Incidences of leopard scare as also attacks on humans and retaliatory killings of the carnivore are on the rise in parts of India. Experts suggest a few management solutions to handle the issue, based on their experience in the districts of Maharashtra.
How best to conserve wildlife, including large carnivores like leopards? This is a global debate. One school of thought argues that protected areas – national parks and wildlife sanctuaries – with no human inhabitants offer the only hope for wildlife. Proponents of this school often say such wildlife areas should be fenced to ensure separation between people and wildlife.
An alternative school of thought argues that protected areas will never be large enough to protect wildlife, and the only way forward is to allow wildlife to share the wider landscape with humans. While our work does not document the importance of protected areas, it provides insights to the coexistence-conservation model.

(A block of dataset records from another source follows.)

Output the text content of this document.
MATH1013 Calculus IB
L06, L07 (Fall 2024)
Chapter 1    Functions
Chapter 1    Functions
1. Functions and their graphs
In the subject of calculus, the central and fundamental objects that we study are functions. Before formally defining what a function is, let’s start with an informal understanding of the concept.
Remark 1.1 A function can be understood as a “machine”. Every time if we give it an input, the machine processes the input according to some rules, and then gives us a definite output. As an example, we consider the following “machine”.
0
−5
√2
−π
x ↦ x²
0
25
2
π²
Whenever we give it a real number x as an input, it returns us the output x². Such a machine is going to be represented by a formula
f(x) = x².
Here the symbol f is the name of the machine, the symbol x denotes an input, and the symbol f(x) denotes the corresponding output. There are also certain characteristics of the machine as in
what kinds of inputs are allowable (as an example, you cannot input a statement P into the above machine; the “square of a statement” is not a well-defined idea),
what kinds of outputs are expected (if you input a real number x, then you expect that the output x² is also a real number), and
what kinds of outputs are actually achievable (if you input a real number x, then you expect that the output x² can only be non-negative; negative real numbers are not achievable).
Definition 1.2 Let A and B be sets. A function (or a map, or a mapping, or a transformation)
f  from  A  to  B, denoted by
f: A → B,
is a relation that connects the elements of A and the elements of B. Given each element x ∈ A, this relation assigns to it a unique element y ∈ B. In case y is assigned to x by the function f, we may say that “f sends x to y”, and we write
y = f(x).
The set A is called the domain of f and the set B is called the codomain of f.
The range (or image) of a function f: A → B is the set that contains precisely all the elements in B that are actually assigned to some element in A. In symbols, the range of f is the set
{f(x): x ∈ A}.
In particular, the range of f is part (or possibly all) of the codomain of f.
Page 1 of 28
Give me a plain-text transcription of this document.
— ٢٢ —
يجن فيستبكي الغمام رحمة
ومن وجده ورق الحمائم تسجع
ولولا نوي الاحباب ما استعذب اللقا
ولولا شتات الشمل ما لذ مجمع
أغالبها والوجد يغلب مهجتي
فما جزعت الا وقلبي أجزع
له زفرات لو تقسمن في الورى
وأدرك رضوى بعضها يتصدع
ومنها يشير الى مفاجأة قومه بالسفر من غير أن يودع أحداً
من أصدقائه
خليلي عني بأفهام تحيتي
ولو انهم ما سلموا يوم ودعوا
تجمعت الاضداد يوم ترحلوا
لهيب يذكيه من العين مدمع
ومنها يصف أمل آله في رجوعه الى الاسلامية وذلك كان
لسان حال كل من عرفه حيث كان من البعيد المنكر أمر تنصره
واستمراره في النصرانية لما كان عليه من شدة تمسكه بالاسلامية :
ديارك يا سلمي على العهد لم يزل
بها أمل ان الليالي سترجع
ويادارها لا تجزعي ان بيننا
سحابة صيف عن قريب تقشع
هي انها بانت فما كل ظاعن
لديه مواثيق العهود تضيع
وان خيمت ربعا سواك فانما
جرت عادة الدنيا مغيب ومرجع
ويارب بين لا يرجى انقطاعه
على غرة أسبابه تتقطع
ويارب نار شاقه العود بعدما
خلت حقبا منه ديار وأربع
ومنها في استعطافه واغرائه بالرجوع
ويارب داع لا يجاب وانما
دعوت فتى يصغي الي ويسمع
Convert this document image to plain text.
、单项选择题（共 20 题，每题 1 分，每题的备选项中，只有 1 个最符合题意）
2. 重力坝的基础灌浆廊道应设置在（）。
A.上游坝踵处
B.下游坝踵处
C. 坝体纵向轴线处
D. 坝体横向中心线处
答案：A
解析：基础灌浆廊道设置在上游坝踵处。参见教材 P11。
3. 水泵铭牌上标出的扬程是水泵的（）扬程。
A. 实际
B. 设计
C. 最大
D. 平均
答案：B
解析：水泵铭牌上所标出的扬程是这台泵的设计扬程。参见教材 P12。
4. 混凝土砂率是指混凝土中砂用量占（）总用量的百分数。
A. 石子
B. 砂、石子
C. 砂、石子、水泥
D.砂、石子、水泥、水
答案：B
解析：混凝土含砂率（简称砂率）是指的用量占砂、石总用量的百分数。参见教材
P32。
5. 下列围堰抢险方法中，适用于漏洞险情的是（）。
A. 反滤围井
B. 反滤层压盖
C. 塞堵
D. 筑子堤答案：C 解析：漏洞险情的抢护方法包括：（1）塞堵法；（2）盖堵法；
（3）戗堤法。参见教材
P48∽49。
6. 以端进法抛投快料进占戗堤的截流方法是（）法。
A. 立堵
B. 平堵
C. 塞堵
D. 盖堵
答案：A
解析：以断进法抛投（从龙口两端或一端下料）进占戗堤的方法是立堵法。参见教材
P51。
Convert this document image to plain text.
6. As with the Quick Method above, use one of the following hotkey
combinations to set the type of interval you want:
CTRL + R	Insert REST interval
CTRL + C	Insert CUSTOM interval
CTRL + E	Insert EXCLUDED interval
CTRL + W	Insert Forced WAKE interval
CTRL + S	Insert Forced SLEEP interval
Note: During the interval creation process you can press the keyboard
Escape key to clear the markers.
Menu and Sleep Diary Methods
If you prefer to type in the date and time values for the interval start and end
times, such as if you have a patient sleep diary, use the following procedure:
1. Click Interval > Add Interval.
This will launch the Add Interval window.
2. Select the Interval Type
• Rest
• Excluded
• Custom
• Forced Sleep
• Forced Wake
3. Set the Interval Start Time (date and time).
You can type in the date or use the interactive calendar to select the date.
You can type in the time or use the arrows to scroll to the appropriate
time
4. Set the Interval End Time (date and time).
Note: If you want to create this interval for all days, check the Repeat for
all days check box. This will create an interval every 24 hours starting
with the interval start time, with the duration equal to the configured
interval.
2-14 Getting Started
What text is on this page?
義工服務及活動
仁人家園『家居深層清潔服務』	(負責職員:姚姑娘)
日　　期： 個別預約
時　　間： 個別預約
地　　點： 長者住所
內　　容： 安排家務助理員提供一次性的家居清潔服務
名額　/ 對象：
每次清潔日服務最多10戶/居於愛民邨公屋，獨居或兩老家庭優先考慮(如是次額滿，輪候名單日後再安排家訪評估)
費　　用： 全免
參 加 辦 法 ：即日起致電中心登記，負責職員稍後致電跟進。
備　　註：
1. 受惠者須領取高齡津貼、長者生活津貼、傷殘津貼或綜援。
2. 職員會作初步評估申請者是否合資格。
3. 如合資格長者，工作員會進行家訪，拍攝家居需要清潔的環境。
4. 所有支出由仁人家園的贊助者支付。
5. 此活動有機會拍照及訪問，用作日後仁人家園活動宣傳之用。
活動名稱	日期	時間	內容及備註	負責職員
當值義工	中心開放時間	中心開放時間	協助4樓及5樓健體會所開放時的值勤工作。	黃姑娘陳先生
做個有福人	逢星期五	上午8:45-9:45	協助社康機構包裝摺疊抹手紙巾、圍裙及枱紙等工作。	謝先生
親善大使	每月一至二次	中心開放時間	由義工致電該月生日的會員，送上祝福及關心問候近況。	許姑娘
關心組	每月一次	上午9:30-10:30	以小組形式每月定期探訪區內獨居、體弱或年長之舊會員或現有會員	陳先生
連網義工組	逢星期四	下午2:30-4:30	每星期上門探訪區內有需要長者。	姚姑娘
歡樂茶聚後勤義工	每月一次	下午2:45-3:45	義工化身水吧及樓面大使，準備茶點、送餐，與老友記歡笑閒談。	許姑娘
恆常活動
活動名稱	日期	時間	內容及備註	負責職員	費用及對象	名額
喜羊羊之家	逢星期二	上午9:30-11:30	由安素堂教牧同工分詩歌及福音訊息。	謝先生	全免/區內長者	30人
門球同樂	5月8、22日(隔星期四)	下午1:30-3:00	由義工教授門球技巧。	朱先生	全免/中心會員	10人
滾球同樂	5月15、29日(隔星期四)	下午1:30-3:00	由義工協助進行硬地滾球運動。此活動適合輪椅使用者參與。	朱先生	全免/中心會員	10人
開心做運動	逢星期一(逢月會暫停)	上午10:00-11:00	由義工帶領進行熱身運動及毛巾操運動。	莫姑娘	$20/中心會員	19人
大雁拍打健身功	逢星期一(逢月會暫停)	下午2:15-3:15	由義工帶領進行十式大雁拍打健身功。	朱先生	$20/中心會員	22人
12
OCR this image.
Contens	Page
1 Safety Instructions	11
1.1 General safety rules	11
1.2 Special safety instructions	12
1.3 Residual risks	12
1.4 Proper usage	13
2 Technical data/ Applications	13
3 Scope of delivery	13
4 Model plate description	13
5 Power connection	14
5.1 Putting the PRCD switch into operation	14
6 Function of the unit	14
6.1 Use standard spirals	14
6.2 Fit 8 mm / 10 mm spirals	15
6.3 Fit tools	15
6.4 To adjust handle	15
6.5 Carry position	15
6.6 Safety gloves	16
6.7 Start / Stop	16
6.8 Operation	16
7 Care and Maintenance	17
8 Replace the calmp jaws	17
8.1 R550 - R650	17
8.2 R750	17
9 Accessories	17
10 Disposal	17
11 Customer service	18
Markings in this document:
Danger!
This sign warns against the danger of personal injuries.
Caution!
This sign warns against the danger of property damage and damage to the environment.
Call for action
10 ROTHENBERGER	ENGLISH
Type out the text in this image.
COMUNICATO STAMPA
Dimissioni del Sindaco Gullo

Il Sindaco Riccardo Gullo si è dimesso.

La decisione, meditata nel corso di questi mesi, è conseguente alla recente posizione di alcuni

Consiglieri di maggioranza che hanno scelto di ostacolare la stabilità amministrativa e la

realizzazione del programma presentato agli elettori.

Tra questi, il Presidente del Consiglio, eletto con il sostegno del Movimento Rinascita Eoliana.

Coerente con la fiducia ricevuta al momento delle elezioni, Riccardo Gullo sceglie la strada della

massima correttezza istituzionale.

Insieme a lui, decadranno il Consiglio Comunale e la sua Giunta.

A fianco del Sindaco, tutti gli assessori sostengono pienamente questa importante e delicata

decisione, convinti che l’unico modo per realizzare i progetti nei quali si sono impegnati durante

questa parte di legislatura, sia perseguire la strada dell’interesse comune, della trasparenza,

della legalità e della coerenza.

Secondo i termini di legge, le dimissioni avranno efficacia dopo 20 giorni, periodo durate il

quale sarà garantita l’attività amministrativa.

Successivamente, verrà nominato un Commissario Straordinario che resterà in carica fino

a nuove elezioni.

We’ve shown that leopards, in addition to hyenas and other carnivores, can live in heavily modified landscapes with high human densities. Not only can these large cats survive here, they are very much resident here, successfully raising young and going about what they do best - living as secretive cats even among high density of humans. Most importantly, they manage this with a minimum of conflict if they are left to themselves and if people take basic precautions and adopt preventive measures.
The people of Akole have demonstrated an amazing ability to adapt to the presence of their wild neighbours. This is good news as leopards and other carnivores like hyenas can be conserved across India – with farmlands providing new areas for conservation and ensuring connectivity between protected areas. This has probably always been the case but unknown to us because hardly any research on large wildlife has been carried out in human-use areas.
The Akole landscape where people and the leopard co-exist © www.projectwaghoba.in
However, we must also acknowledge that things can sometimes go terribly wrong. Interacting with the villagers who share their living space with leopards has given us a human face to this conflict. While some of the problems can be attributed to misguided interventions like translocations, there’s always potential for tragic encounters between people and leopards.
Leopards are dangerous neighbours and can’t be taken lightly. There are hundreds, probably thousands, of leopards living in areas just like Akole, far from any protected area. These animals are not going to disappear on their own. How should these animals be managed to reduce the probability of people and leopards bumping into each other? Translocation makes the problem worse, and removal to captivity is not a sustainable option. What then can the authorities do?
Firstly, and most importantly, we must accept that leopards live in farmlands. They are not lost or straying from elsewhere. They are breeding populations, and they are there to stay. Once we accept this, then better and more appropriate management and policy actions can be planned which would be much more effective than the current idea that these animals only belong in the forests.
Secondly, preventive management is the key. Farmers need help to better protect their livestock. Civic authorities should reduce food sources like garbage that attract leopard prey to small and large towns. When prey becomes scarce, leopards will tend to have larger territories, live in low densities, and produce small litters. This will minimize the risk of encounters between man and animal. Providing compensation (not necessarily monetary, could be even in kind) for loss of livestock complements these preventive measures.
Thirdly, most situations require no action. A leopard seen close to a house or a leopard killing a goat or dog is not a situation that warrants reaction. If leopard cubs are found in a field, they should be left untouched or moved to the adjacent field, if the field needs to be harvested. This is done more often than not in the sugarcane areas of Akole and nearby Junnar and Nashik, sometimes by the farmer itself or the forest department.
Leopard killed in infighting © www.projectwaghoba.in
When people are deliberately attacked, action should be immediate and decisive and aim at removal of the danger. It is often impossible to determine which is the individual that carried out the deliberate attack on a human but in a human-use area it is more important to remove the danger in the fastest way before more people are killed.
Shared spaces are not easy; they come with some risks attached. However, rural India appears to have been practising it, long before we were debating it in scientific journals and conferences. At a time when many countries are debating how to live with carnivores, the Akole example offers new opportunities for wildlife conservation in human-dominated areas, in addition to protected areas.